Da molte indagini a livello europeo basate su relazioni di vittime di bullismo forniscono stime più accurate sulla prevalenza della violenza a scuola e violenza nei luoghi di ritrovo. La prima relazione dell’università di Londra ha dimostrato che la violenza a scuola di maschi contro femmine è aumentata.  Un’analisi più recente dell’università di Liverpool, sulla base di dati presi da oltre 80 paesi, ha rilevato che a livello mondiale il 35% dei bambini hanno subito sia violenza scolastica, bullismo, fisica e psicologica da compagni di classe o di scuola. La maggior parte di questa violenza è perpetrata nei luoghi di ricreazione o nel cortile ma anche in classe.
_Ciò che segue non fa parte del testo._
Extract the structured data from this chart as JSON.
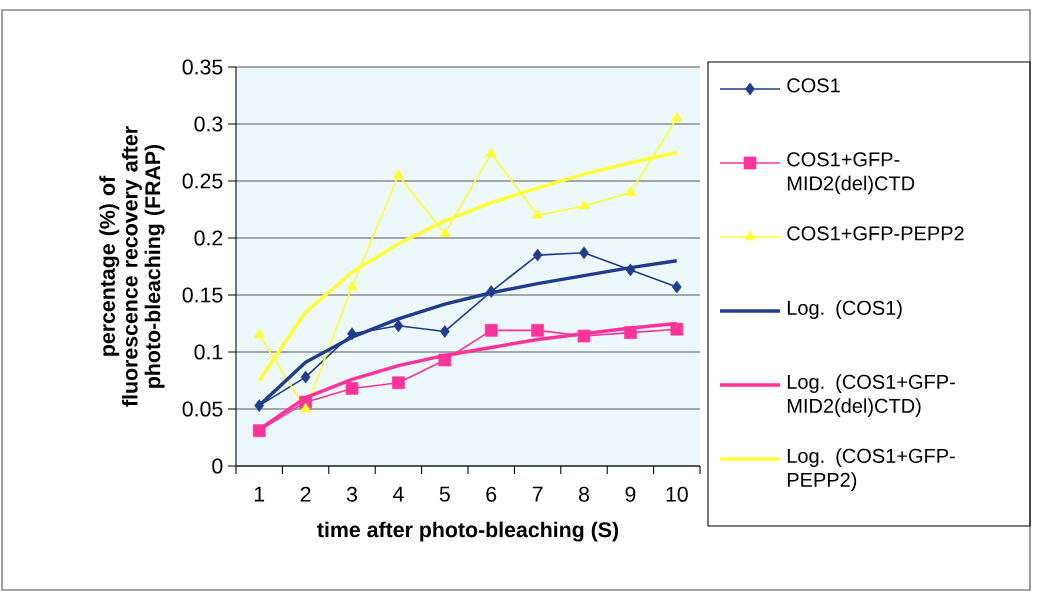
{
  "chart_data": {
    "type": "line",
    "xlabel": "time after photo-bleaching (S)",
    "ylabel": "percentage (%) of fluorescence recovery after photo-bleaching (FRAP)",
    "categories": [
      "1",
      "2",
      "3",
      "4",
      "5",
      "6",
      "7",
      "8",
      "9",
      "10"
    ],
    "ylim": [
      0,
      0.35
    ],
    "yticks": [
      0,
      0.05,
      0.1,
      0.15,
      0.2,
      0.25,
      0.3,
      0.35
    ],
    "grid": "y",
    "legend": "right",
    "line_style": "solid",
    "series": [
      {
        "name": "COS1",
        "color": "#1f3d8c",
        "marker": "diamond",
        "values": [
          0.053,
          0.078,
          0.116,
          0.123,
          0.118,
          0.153,
          0.185,
          0.187,
          0.172,
          0.157
        ]
      },
      {
        "name": "COS1+GFP-MID2(del)CTD",
        "color": "#ff3399",
        "marker": "square",
        "values": [
          0.031,
          0.056,
          0.068,
          0.073,
          0.093,
          0.119,
          0.119,
          0.114,
          0.117,
          0.12
        ]
      },
      {
        "name": "COS1+GFP-PEPP2",
        "color": "#ffff33",
        "marker": "triangle",
        "values": [
          0.115,
          0.05,
          0.157,
          0.255,
          0.204,
          0.274,
          0.22,
          0.228,
          0.24,
          0.305
        ]
      },
      {
        "name": "Log. (COS1)",
        "color": "#1f3d8c",
        "marker": "none",
        "values": [
          0.053,
          0.091,
          0.113,
          0.129,
          0.142,
          0.152,
          0.16,
          0.167,
          0.174,
          0.18
        ]
      },
      {
        "name": "Log. (COS1+GFP-MID2(del)CTD)",
        "color": "#ff3399",
        "marker": "none",
        "values": [
          0.032,
          0.06,
          0.076,
          0.088,
          0.097,
          0.104,
          0.111,
          0.116,
          0.121,
          0.125
        ]
      },
      {
        "name": "Log. (COS1+GFP-PEPP2)",
        "color": "#ffff33",
        "marker": "none",
        "values": [
          0.075,
          0.135,
          0.17,
          0.195,
          0.215,
          0.231,
          0.244,
          0.256,
          0.266,
          0.275
        ]
      }
    ]
  }
}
In tutto il mondo, quasi un terzo dei bambini  sono stati vittime di bullismo. In ogni scuola hanno sperimentato violenza fisica e psicologica da parte di un compagno, in alcune regioni però questa percentuale è molto più alta. Si arriva a toccare perfino il 50%. Globalmente ben il 38% di tutti gli atti di prevaricazione vengono commessi a scuola. Altri studi internazionali rivelano che circa il 20% delle femmine e il 25% degli maschi riferiscono di essere stati vittime di violenza a scuola, come i bambini della primaria così quelli della scuola media, mentre molto meno è la frequenza alla scuola dell’infanzia. La violenza tra i giovani, tra cui il bullismo è anche un grave problema, anzi è un problema in costante crescita e le istituzioni non sanno più come arginare il fenomeno. Si stanno organizzando workshop, convegni, seminari, corsi di formazione per gli insegnanti e tutti gli operatori che operano nell’ambito scolastico. Ma le informazioni sono troppo spesso contraddittorie e non riescono a fornire una chiara visione del problema. Da un lato gli psicologi che tendono a giustificare il bullo e ad aiutarlo, dall’altro i pedagogisti che puntano l’attenzione sulla vittima volendola salvare dal bullo.